Synthetic telomere nodes are placeholders. They carry tags that preserve the detected telomere length while keeping the graph easier to display in BandageNG.

FASTQ subset mode

--fastq-subset reads FASTQ records in bounded batches, scans each read as a whole sequence with the same pattern expansion and block filters used by FASTA mode, and writes unchanged passing FASTQ records to stdout. Read order is preserved. By default records stream to stdout so the output can be piped straight into a mapper; pass -o to save them to <output>/<input>_telomeric.fastq instead. Diagnostics and final counts are written to stderr. FASTQ subset mode defaults to a 60 bp minimum block length, while assembly annotation keeps the 500 bp default.

BAM subset mode

--bam-subset reads BGZF-compressed BAM directly through zlib, without HTSlib or command-line converters. It preserves the BAM header, scans each record's stored SEQ, and writes passing records unchanged.
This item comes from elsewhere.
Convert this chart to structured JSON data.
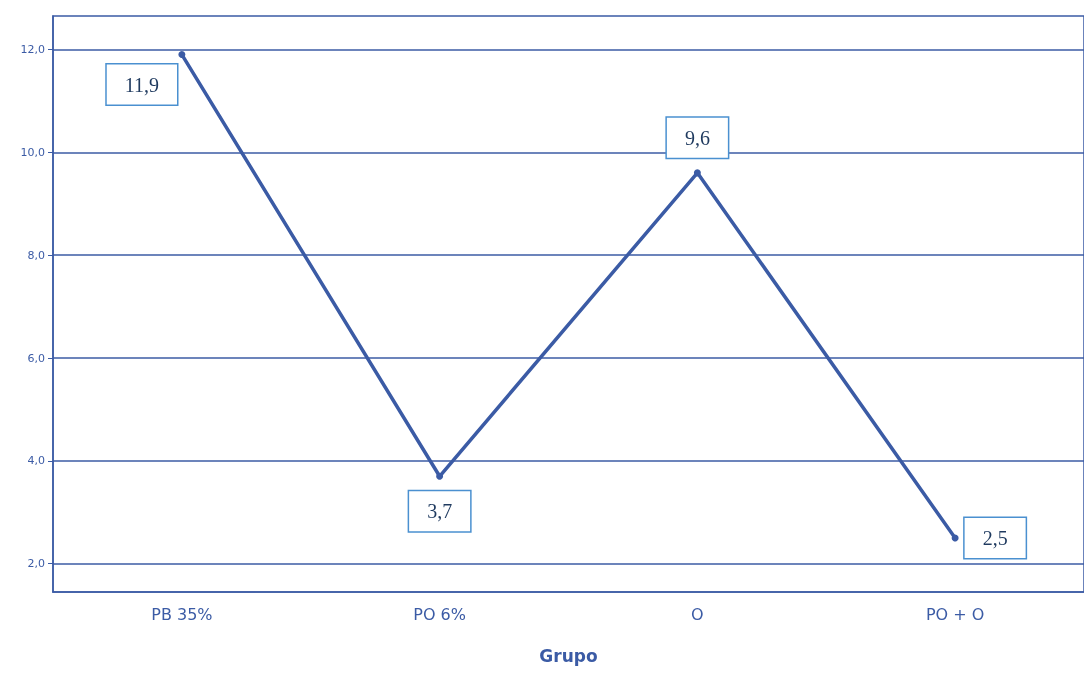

Primary, secondary, supplementary, mapped, and unmapped records are evaluated independently. Records without SEQ are dropped and counted separately.

Records are processed in bounded byte and record batches. Worker threads score sequences while the main thread writes passing records in input order. The output is valid BGZF with an EOF marker; no index is copied or generated. Missing input EOF markers produce a warning, while malformed BGZF or BAM data is rejected.

FASTQ and BAM use the same read-scoring wrapper and 60 bp default. BAM I/O is isolated from scoring so a future SAM parser or optional CRAM backend can reuse the same filter.

Pattern handling

-c/--canonical and -p/--patterns have different roles:

  • -c sets the reference repeat used for canonical versus non-canonical counting and for p or q labeling.
  • -p sets the actual search set.

If -p is omitted, Teloscope derives the search set from -c. Reverse complements are always added automatically.

Windowed outputs

Windowed outputs are optional and apply to FASTA mode only:

  • repeat density
  • canonical ratio
  • strand ratio
  • GC content
  • entropy

Window size comes from -w. Step size comes from -s. When -s equals -w, the output is a standard non-overlapping BEDgraph track.